Independence Day, nonostante la trama banale e piena di stereotipi, divenne il successo al botteghino più grande del 1996 raggiungendo la cifra di 817 milioni di dollari a fronte di una spesa produttiva di appena 75 milioni di dollari ed è tuttora il 25° film più redditizio di sempre. Inoltre, grazie alle celebri scene di azione e l’uso sapiente degli effetti speciali che mostrano, tra l’altro, la distruzione di monumenti simbolo degli Stati Uniti, come l’Empire State Building, la Casa Bianca e la Library Tower di Los Angeles oltre che la distruzione di intere città europee ed asiatiche, la pellicola vinse l’Oscar per gli effetti speciali proprio l’anno successivo.
La genesi della pellicola
L’idea per il film è nata quando Emmerich e Devlin andarono in Europa per promuovere il loro film Stargate. Un giornalista chiese ad Emmerich perché avesse realizzato un film con contenuti come Stargate se non credeva negli alieni. Emmerich dichiarò di essere ancora affascinato dall’idea di un arrivo alieno, e spiegò ulteriormente la sua risposta chiedendo al giornalista di immaginare come sarebbe svegliarsi una mattina e scoprire che le astronavi di 15 miglia di larghezza si stavano librando sopra le più grandi città del mondo. Emmerich si rivolse quindi a Devlin e disse:
“Penso di avere un’idea per il nostro prossimo film”.

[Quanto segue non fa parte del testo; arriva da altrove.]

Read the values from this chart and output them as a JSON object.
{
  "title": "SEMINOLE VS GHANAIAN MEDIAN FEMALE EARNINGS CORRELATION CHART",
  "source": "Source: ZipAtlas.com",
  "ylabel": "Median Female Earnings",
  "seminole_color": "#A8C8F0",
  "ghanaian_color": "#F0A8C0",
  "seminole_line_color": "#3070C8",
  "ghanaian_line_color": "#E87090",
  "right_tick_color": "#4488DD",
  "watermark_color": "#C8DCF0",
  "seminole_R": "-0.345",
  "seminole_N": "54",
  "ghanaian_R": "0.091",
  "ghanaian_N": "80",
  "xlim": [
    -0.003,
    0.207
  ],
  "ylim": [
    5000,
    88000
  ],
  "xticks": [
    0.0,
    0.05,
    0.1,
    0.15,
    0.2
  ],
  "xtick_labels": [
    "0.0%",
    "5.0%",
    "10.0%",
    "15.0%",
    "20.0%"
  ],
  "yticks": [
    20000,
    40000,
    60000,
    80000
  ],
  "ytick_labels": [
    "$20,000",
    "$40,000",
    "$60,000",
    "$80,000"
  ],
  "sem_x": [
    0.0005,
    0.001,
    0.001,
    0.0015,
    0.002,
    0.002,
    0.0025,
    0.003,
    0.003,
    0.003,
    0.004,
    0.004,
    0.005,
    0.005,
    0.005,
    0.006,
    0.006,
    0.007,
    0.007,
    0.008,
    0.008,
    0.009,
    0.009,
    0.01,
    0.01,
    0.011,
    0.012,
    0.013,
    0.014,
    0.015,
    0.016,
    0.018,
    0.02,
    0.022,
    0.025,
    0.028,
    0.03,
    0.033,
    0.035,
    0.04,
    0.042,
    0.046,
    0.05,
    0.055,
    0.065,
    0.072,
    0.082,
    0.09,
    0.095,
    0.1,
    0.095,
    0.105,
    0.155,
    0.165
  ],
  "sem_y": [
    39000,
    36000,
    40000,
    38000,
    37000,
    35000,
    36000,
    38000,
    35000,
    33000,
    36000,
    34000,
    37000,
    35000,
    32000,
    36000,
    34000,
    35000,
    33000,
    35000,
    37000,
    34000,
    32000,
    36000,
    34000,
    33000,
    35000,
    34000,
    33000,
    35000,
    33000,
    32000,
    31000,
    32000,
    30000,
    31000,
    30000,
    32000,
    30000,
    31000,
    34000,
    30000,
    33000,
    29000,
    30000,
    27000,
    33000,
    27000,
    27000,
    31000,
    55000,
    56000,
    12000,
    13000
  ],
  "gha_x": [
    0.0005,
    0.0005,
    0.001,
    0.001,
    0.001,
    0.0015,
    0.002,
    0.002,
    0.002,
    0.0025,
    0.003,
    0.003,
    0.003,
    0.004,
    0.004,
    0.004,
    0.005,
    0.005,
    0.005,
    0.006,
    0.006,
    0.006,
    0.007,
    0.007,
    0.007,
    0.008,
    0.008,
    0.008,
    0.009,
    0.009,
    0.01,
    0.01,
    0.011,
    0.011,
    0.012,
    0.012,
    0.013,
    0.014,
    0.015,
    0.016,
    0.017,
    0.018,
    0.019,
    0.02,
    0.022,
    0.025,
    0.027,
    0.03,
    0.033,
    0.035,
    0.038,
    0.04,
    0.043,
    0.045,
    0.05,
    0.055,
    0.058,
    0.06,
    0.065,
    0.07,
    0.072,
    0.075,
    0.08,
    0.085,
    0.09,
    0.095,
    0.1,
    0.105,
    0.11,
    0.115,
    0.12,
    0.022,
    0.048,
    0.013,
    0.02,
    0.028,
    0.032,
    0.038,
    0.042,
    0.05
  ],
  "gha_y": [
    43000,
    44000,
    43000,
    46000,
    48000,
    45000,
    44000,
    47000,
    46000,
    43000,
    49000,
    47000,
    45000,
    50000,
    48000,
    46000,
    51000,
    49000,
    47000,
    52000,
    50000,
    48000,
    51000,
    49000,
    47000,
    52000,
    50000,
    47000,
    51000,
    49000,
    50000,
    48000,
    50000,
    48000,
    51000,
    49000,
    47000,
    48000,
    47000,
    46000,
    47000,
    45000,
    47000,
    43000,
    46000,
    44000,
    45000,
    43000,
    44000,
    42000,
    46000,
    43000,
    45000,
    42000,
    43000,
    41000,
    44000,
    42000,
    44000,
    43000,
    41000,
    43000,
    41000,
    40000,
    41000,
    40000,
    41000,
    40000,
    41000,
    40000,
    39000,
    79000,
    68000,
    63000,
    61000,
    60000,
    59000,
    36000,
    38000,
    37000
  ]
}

Emmerich e Devlin decisero a quel punto di ampliare l’idea incorporando un attacco su larga scala, con Devlin che all’epoca dichiaro di essere infastidito dal fatto che “nella maggior parte dei film di invasione aliena, questi scendono sulla Terra e se ne stanno nascosti o arrivano sotto forma di piccole spore e si iniettano nella parte posteriore della testa di qualcuno. “ Emmerich acconsentì e così i due scrissero la sceneggiatura durante una vacanza di un mese in Messico. Dopo la scrittura mandarono la sceneggiatura alla 20th Century Fox e solo un giorno dopo averla inviata, il presidente della casa di produzione Peter Chernin diede il via libera allo sviluppo della pellicola. La pre-produzione iniziò appena tre giorni dopo, nel febbraio 1995.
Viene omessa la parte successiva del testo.